ENPP1 Inhibition as a Therapeutic Target in Osteosarcoma
Thomas A. Rodriguez
Department of Biology
Faculty Supervisor: Cathy Samayoa
Background: Osteosarcoma (OS) genome is characterized by high chromosomal instability (CIN). CIN is a hallmark in human cancers, associated with metastasis, immune evasion, and therapeutic resistance. CIN leads to Micronuclei formation and cytosolic dsDNA, resulting in activation of the cGAS-STING pathway. Given high levels of CIN, it is not surprising that this anti-tumoral axis is paradoxically co-opted to provide immune evasion rather than immune surveillance. CINhigh-tumors induce the expression of ENPP1 to hydrolyze cGAMP, which dampens the downstream effects of STING signaling.
Results: Pan-RNAseq revealed ENPP1 expression was high in OS. ENPP1 OE increased tumor growth kinetics and spontaneous lung metastasis after orthotopic inoculation. Mechanistically, pathway analysis revealed downregulation in KRAS signaling after inhibition of ENPP1 (ENPP1i, AVA-NP-695). Connectivity map unveiled MEKi recapitulate the signature of ENPP1i.
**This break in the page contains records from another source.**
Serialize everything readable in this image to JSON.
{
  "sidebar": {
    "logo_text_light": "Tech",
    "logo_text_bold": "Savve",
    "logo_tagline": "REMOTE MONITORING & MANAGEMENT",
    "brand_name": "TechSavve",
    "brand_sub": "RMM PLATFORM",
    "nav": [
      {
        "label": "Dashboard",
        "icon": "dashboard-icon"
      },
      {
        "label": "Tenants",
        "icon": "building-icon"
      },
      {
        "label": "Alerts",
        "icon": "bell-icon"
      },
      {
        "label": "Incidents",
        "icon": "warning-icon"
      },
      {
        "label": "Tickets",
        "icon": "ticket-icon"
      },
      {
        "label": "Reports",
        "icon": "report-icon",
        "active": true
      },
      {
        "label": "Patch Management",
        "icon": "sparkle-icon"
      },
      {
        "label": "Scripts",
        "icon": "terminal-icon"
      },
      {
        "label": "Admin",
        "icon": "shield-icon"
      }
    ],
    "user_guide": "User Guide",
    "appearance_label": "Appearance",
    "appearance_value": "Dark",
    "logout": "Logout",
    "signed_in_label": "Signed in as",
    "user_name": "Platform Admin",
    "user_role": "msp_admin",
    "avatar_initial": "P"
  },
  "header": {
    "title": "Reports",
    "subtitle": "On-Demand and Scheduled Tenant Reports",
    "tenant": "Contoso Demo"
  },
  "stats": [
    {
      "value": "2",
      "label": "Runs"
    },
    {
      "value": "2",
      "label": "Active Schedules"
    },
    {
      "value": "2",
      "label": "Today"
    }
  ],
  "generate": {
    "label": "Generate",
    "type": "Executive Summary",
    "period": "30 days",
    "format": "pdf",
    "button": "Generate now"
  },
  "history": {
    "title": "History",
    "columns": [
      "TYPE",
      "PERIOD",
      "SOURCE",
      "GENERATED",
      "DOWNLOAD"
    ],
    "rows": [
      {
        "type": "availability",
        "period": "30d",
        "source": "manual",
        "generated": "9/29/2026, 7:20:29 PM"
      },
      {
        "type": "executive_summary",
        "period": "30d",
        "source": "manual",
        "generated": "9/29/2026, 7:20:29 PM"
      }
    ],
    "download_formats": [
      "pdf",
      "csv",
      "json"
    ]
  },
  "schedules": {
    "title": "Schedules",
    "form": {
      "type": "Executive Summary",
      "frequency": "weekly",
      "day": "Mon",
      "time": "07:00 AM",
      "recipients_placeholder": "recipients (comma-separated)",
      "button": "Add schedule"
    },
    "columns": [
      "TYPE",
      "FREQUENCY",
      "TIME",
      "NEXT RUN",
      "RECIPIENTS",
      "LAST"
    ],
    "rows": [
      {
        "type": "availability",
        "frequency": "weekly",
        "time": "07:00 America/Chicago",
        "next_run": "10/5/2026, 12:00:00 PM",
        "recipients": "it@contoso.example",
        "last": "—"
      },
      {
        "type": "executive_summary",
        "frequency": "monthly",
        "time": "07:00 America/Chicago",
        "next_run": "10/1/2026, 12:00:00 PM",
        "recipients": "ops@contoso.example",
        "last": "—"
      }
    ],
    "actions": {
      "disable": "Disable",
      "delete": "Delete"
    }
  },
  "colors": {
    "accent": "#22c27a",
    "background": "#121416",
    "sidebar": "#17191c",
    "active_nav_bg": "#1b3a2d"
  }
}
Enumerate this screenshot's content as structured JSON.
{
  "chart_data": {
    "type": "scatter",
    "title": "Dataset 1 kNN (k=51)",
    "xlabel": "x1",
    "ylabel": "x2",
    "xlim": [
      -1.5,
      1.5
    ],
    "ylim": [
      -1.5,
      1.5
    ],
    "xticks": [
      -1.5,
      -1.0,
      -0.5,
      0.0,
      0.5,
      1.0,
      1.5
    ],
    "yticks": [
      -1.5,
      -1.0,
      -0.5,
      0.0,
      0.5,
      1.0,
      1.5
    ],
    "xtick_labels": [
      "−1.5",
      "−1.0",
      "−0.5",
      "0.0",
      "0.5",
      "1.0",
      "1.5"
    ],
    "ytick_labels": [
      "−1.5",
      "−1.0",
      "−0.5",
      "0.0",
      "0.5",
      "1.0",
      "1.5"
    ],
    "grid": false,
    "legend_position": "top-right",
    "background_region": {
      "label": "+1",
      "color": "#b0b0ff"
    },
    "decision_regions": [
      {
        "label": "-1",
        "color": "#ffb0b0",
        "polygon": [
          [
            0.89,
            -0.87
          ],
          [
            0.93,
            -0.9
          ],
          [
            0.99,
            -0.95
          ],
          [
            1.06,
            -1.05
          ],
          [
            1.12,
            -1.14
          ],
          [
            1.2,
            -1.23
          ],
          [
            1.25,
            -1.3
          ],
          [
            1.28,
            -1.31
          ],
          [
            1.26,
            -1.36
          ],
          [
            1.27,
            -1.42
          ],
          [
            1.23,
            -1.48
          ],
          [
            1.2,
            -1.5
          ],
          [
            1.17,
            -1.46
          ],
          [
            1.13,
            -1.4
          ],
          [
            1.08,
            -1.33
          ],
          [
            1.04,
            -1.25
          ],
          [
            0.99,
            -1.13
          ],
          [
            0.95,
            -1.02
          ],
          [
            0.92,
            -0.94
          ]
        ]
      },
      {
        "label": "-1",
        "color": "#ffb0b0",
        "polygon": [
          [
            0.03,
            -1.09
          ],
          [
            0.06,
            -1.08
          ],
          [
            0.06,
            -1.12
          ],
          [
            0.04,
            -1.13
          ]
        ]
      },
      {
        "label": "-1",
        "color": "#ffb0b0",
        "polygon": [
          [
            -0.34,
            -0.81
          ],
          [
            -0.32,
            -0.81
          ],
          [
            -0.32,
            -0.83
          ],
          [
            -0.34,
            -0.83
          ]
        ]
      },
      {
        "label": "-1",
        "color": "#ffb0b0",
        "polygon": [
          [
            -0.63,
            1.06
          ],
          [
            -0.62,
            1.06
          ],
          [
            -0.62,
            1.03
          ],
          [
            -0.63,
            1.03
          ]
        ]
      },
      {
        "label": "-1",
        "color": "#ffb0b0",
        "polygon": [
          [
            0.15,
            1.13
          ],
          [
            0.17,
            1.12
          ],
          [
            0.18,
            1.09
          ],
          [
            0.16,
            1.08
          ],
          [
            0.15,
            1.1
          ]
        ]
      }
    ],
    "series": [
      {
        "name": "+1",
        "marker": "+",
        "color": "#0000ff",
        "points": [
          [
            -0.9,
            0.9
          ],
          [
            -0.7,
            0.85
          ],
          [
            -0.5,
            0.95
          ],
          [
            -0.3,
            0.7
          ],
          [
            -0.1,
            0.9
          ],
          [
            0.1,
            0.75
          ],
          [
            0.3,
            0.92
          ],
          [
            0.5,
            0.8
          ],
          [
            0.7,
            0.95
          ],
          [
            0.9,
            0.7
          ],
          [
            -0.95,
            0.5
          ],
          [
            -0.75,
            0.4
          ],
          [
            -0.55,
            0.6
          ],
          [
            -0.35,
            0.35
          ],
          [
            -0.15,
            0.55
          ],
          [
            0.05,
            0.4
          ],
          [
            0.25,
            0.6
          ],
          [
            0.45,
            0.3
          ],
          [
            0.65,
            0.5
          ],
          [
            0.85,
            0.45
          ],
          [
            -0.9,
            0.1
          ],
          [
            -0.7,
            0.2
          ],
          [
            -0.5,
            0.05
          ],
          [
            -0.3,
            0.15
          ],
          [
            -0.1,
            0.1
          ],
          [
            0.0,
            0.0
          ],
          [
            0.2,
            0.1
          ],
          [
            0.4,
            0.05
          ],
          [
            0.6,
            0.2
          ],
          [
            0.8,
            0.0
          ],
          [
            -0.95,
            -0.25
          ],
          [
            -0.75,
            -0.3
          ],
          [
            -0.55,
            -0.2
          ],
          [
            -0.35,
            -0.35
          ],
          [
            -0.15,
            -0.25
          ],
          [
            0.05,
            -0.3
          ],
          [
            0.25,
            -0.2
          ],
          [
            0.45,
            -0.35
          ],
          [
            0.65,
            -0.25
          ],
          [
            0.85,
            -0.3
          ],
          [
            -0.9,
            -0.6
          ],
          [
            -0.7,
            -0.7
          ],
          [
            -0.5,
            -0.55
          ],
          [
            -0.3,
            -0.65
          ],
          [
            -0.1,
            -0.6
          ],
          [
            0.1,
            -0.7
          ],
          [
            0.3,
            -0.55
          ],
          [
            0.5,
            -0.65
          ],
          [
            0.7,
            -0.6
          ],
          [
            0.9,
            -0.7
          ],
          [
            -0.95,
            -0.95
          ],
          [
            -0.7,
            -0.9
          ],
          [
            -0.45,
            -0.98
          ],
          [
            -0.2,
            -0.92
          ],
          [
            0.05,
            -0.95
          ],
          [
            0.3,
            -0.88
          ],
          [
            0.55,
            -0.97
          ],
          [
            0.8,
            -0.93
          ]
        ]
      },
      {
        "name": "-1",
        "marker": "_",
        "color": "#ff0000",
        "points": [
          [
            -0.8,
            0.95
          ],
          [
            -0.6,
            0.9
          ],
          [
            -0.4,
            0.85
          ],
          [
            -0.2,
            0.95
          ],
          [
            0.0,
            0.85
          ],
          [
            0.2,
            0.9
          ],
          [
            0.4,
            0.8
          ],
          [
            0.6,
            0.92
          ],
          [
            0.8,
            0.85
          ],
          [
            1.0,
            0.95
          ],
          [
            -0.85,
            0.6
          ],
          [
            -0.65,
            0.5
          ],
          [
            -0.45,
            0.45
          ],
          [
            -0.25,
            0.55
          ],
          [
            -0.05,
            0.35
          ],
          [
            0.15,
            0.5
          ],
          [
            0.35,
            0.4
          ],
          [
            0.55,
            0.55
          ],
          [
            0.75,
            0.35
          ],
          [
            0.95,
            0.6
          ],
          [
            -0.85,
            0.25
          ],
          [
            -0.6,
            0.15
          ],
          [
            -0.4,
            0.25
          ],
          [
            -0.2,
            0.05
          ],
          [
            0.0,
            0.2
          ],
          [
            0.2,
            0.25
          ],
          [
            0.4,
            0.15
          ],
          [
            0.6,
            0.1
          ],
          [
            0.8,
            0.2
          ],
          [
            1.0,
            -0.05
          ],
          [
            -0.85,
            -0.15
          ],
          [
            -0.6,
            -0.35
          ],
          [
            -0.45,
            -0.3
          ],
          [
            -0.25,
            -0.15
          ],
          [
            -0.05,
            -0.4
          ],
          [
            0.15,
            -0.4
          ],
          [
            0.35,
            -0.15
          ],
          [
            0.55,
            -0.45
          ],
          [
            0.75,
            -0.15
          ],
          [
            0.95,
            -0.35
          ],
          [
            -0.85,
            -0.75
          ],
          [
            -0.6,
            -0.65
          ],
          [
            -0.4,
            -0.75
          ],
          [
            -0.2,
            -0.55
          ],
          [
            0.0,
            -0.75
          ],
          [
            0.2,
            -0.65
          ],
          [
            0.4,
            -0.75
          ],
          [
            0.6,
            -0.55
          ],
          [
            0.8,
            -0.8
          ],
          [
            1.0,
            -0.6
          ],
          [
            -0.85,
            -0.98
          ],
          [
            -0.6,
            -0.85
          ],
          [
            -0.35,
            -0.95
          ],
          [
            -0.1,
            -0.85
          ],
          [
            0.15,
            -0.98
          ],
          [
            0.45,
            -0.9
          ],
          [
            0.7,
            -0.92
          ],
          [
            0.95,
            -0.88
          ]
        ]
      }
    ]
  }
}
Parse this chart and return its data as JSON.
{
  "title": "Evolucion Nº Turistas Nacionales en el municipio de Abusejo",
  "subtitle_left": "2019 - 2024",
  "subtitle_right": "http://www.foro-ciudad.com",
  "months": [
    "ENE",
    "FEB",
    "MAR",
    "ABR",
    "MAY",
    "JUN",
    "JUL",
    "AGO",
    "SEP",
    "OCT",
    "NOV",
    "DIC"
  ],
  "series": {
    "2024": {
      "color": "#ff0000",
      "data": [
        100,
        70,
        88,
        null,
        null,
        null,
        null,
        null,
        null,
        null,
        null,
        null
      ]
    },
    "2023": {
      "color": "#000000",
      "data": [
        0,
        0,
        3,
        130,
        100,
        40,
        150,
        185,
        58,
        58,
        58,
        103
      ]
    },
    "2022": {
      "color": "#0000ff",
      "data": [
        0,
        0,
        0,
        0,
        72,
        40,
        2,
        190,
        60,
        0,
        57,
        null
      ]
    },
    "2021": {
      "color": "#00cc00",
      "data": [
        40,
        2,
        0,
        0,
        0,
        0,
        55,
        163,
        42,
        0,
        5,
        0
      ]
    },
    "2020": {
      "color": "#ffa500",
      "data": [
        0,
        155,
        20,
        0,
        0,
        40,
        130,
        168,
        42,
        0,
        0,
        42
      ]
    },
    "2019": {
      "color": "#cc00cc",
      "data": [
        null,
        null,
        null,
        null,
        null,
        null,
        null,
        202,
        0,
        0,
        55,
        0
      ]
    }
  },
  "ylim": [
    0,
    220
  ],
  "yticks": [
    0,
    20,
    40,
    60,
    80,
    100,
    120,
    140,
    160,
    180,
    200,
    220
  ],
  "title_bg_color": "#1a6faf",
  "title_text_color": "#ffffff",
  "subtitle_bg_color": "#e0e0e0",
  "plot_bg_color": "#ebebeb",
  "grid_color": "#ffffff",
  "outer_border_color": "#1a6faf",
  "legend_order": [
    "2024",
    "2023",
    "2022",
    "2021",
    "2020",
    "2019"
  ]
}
WB showed an increase in replication stress markers in a dose-response manner after treatment with ENPP1i or MEKi. We also observed a downregulation in DNA repair proteins (BRCA1/2 and RAD51) which could be therapeutically exploited. This stress was leveraged with PARPi, which synergized with ENPP1i in a targeted-pharmacological screen. This novel vulnerability was validated in NSG mice by observing tumor regression upon ENPP1i-PARPi and MEKi-PARPi combination therapies in OS-PDX tumors.